In the ‘Formulas’ section, the empirical formula for glipizide and the impurities II and III were entered and labeled with the desired adduct chosen (Figure 1).

On submission, an email was received to inform that the sample had been submitted. On completion of the sample, a PDF containing ultraviolet (UV)-aligned mass confirmation trace for all three requested empirical formula and mass spectra associated with each detected peak; glipizide API, ppm error 2.57 (Figure 2); impurity II, ppm error 0.66 (Figure 3); and impurity III, ppm error 1.14 (Figure 4).

The report for the glipizide API highlighted that the intensity of the detected peak exceeded the saturation threshold stipulated in the processing method.
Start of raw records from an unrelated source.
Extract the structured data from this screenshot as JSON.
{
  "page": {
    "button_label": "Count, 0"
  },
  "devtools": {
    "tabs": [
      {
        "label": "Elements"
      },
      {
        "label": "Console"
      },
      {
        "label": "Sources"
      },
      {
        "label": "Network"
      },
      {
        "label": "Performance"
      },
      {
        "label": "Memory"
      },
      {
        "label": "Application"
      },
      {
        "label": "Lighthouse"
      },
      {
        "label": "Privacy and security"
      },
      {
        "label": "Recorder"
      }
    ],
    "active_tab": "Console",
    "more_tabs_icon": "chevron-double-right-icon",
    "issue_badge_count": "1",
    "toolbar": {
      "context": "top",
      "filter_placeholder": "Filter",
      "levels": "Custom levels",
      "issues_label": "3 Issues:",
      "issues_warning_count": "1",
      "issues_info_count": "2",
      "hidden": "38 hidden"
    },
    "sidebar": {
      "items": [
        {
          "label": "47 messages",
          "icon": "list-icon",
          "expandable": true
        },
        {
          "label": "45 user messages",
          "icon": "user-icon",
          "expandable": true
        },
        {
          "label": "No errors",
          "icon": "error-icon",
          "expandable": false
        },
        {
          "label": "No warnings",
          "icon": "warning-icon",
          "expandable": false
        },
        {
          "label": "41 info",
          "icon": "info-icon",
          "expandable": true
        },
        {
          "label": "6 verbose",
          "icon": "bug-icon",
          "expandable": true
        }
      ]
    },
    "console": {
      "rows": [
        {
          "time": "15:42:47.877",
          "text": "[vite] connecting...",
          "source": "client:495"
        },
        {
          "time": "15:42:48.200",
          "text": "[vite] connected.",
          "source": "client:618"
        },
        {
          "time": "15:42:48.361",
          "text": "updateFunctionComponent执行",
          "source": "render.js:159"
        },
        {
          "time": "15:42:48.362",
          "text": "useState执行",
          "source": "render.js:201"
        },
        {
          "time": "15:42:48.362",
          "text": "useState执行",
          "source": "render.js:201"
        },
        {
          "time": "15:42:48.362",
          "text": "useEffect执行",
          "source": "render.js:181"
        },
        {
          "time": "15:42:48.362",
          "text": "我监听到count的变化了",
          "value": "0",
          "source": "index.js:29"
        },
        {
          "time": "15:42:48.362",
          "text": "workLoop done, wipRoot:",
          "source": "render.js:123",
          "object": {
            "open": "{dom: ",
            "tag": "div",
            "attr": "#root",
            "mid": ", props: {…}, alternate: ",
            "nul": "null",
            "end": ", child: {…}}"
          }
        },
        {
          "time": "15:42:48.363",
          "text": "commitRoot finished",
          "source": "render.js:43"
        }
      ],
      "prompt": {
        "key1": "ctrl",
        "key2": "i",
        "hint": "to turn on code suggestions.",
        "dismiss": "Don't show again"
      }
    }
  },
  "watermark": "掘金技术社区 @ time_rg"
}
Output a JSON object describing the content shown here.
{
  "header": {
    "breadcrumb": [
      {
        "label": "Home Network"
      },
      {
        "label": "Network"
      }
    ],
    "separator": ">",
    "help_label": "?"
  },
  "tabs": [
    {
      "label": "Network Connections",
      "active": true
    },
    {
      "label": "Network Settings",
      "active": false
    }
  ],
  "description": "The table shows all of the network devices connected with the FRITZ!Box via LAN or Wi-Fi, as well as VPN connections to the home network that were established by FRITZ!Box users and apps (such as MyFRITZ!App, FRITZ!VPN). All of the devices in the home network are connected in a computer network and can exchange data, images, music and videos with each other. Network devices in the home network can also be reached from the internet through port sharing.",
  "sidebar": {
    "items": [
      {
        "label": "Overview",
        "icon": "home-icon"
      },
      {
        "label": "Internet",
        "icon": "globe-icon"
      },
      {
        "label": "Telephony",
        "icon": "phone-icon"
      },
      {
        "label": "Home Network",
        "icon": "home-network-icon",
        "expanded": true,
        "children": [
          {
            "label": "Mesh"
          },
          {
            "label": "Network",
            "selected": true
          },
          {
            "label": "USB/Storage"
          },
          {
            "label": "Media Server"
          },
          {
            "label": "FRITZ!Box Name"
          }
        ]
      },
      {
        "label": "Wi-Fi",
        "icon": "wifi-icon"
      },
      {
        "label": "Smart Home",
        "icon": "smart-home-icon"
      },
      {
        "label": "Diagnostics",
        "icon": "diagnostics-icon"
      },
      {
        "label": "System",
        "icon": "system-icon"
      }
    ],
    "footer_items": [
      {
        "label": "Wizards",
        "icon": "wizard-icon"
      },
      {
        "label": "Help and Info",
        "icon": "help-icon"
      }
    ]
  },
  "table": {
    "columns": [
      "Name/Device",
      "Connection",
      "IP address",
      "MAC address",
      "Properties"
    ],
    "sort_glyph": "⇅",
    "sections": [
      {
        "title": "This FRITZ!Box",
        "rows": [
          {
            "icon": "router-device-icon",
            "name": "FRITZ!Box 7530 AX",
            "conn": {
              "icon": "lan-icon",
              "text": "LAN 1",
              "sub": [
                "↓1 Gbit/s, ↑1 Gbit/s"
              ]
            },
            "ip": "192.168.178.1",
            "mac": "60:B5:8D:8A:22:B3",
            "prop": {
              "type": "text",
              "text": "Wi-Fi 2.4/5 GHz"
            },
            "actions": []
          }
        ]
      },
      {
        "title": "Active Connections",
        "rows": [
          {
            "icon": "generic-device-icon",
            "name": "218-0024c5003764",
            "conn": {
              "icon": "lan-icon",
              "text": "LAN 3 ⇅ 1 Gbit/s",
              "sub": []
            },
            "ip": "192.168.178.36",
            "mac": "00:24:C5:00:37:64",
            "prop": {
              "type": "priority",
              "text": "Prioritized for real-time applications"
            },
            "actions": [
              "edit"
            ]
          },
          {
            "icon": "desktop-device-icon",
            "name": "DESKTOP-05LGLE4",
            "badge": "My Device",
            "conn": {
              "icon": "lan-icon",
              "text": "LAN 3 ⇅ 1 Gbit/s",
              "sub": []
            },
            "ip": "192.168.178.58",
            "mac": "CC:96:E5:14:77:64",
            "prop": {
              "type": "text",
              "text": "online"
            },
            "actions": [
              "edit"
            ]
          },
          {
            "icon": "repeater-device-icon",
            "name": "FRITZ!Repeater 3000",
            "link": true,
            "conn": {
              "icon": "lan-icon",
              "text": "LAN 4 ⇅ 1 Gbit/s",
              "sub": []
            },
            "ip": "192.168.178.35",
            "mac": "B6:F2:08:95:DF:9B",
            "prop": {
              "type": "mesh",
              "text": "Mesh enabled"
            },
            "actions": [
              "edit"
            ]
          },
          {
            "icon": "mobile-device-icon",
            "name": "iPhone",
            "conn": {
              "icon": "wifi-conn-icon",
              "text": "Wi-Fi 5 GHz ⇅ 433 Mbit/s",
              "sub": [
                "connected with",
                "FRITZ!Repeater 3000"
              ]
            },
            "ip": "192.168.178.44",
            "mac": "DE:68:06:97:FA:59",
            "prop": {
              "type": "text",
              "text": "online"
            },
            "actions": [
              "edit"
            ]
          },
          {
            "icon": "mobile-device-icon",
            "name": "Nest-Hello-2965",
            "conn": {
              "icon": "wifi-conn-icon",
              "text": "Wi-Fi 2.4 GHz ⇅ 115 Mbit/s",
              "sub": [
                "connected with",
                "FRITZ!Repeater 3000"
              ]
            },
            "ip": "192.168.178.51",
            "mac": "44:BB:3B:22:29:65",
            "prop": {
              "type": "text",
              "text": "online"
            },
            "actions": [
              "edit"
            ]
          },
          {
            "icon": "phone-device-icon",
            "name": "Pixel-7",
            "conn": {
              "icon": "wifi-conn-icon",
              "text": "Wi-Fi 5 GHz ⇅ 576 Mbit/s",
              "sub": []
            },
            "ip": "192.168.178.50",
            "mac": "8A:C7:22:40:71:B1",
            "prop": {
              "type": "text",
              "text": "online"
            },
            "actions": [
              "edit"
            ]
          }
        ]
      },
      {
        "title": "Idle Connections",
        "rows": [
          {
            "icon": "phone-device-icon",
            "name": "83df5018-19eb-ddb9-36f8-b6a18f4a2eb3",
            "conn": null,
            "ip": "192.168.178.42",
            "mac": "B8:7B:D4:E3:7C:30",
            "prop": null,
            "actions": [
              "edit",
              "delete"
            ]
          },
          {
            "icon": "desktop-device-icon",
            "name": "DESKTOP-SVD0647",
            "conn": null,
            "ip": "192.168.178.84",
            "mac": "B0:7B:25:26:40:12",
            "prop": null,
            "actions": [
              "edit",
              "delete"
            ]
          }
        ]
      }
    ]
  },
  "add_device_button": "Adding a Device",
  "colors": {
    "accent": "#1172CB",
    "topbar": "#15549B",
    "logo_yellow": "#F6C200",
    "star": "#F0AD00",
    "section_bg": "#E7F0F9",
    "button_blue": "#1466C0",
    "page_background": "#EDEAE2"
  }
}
The EIC for impurity II contained two peaks, with the larger peak appearing at the same retention time as the API. This is due to in-source fragmentation cleaving the API at the same site as the hydrolytic cleavage under acidic degradation at high temperatures, i.e., sulfonylurea functional group forming a sulfamoyl group (Figure 5).

In medicinal chemistry, mass spectrometry is a useful tool for delivering increased confidence in the confirmation of a successful chemical synthesis. Walk-up analysis is increasingly being relied upon to expedite sample submission as it facilitates minimal interaction with the instrument, and delivers results in an easily digestible format.
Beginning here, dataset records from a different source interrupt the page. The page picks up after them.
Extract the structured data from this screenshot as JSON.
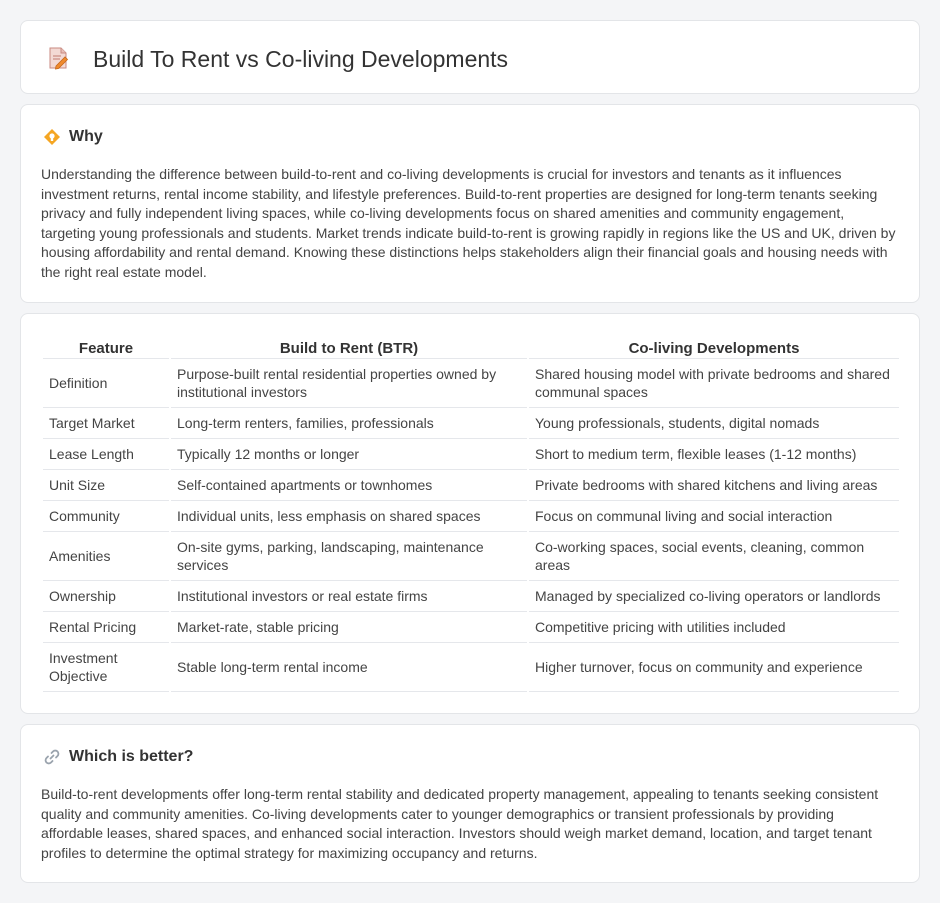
{
  "header": {
    "title": "Build To Rent vs Co-living Developments",
    "icon": "document-pen-icon"
  },
  "why": {
    "title": "Why",
    "icon": "lightbulb-diamond-icon",
    "text": "Understanding the difference between build-to-rent and co-living developments is crucial for investors and tenants as it influences investment returns, rental income stability, and lifestyle preferences. Build-to-rent properties are designed for long-term tenants seeking privacy and fully independent living spaces, while co-living developments focus on shared amenities and community engagement, targeting young professionals and students. Market trends indicate build-to-rent is growing rapidly in regions like the US and UK, driven by housing affordability and rental demand. Knowing these distinctions helps stakeholders align their financial goals and housing needs with the right real estate model."
  },
  "table": {
    "headers": [
      "Feature",
      "Build to Rent (BTR)",
      "Co-living Developments"
    ],
    "rows": [
      {
        "feature": "Definition",
        "btr": "Purpose-built rental residential properties owned by institutional investors",
        "coliving": "Shared housing model with private bedrooms and shared communal spaces"
      },
      {
        "feature": "Target Market",
        "btr": "Long-term renters, families, professionals",
        "coliving": "Young professionals, students, digital nomads"
      },
      {
        "feature": "Lease Length",
        "btr": "Typically 12 months or longer",
        "coliving": "Short to medium term, flexible leases (1-12 months)"
      },
      {
        "feature": "Unit Size",
        "btr": "Self-contained apartments or townhomes",
        "coliving": "Private bedrooms with shared kitchens and living areas"
      },
      {
        "feature": "Community",
        "btr": "Individual units, less emphasis on shared spaces",
        "coliving": "Focus on communal living and social interaction"
      },
      {
        "feature": "Amenities",
        "btr": "On-site gyms, parking, landscaping, maintenance services",
        "coliving": "Co-working spaces, social events, cleaning, common areas"
      },
      {
        "feature": "Ownership",
        "btr": "Institutional investors or real estate firms",
        "coliving": "Managed by specialized co-living operators or landlords"
      },
      {
        "feature": "Rental Pricing",
        "btr": "Market-rate, stable pricing",
        "coliving": "Competitive pricing with utilities included"
      },
      {
        "feature": "Investment Objective",
        "btr": "Stable long-term rental income",
        "coliving": "Higher turnover, focus on community and experience"
      }
    ]
  },
  "better": {
    "title": "Which is better?",
    "icon": "link-icon",
    "text": "Build-to-rent developments offer long-term rental stability and dedicated property management, appealing to tenants seeking consistent quality and community amenities. Co-living developments cater to younger demographics or transient professionals by providing affordable leases, shared spaces, and enhanced social interaction. Investors should weigh market demand, location, and target tenant profiles to determine the optimal strategy for maximizing occupancy and returns."
  }
}
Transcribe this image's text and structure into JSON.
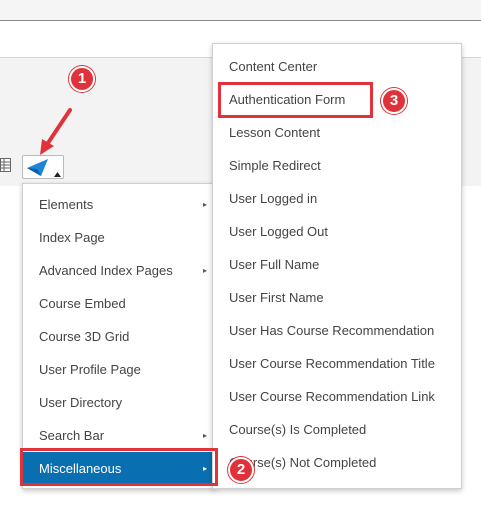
{
  "toolbar": {
    "grid_icon": "table-icon",
    "plugin_icon": "plugin-arrow-icon",
    "caret_icon": "caret-up-icon"
  },
  "main_menu": {
    "items": [
      {
        "label": "Elements",
        "has_submenu": true
      },
      {
        "label": "Index Page",
        "has_submenu": false
      },
      {
        "label": "Advanced Index Pages",
        "has_submenu": true
      },
      {
        "label": "Course Embed",
        "has_submenu": false
      },
      {
        "label": "Course 3D Grid",
        "has_submenu": false
      },
      {
        "label": "User Profile Page",
        "has_submenu": false
      },
      {
        "label": "User Directory",
        "has_submenu": false
      },
      {
        "label": "Search Bar",
        "has_submenu": true
      },
      {
        "label": "Miscellaneous",
        "has_submenu": true,
        "active": true
      }
    ]
  },
  "sub_menu": {
    "items": [
      {
        "label": "Content Center"
      },
      {
        "label": "Authentication Form"
      },
      {
        "label": "Lesson Content"
      },
      {
        "label": "Simple Redirect"
      },
      {
        "label": "User Logged in"
      },
      {
        "label": "User Logged Out"
      },
      {
        "label": "User Full Name"
      },
      {
        "label": "User First Name"
      },
      {
        "label": "User Has Course Recommendation"
      },
      {
        "label": "User Course Recommendation Title"
      },
      {
        "label": "User Course Recommendation Link"
      },
      {
        "label": "Course(s) Is Completed"
      },
      {
        "label": "Course(s) Not Completed"
      }
    ]
  },
  "annotations": {
    "badge_1": "1",
    "badge_2": "2",
    "badge_3": "3",
    "accent_color": "#e0323a",
    "active_color": "#0a6fb0"
  },
  "icons": {
    "submenu_arrow": "▸"
  }
}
With the ACQUITY RDa Detector controlled by RemoteAnalyzer software, accurate mass measurements are possible via a simple, quick sample submission interface. Empirical formula were submitted for glipizide API and two known impurities; sub-5 ppm accurate mass confirmation results were calculated for all compounds screened. PDF results were emailed with minimal interaction with the LCMS.

With sample submission and processing controlled by the browser-based RemoteAnalyzer Software, chemists can retrieve and review data remotely from anywhere without needing to return to the PC controlling the instrument.

1. Deng G, Sanyal G. Applications of mass spectrometry in early stages of target based drug discovery. Journal of Pharmaceutical and Biomedical Analysis. Volume 40, Issue 3, 24 February 2006, Pages 528–538,https://doi.org/10.1016/j.jpba.2005.08.038.
2. Fontana A, Iturrino L, Corens D, et al. Automated open-access liquid chromatography high resolution mass spectrometry to support drug discovery projects. J Pharmaceut Biomed Anal. 2020;178:112908.
3. Bansal G, Singh M, Jindal KC and Singh S. LC and LC–MS Study on Establishment of Degradation Pathway of Glipizide Under Forced Decomposition Conditions. Journal of Chromatographic Science, Vol. 46, July 2008.
4. Henry C, Rainville P. Targeted and Non-Targeted Identification and Characterization of the Forced Degradation Products of Glipizide Using the ACQUITY RDa Detector and UNIFI Software Workflows. 720007510, February 2022.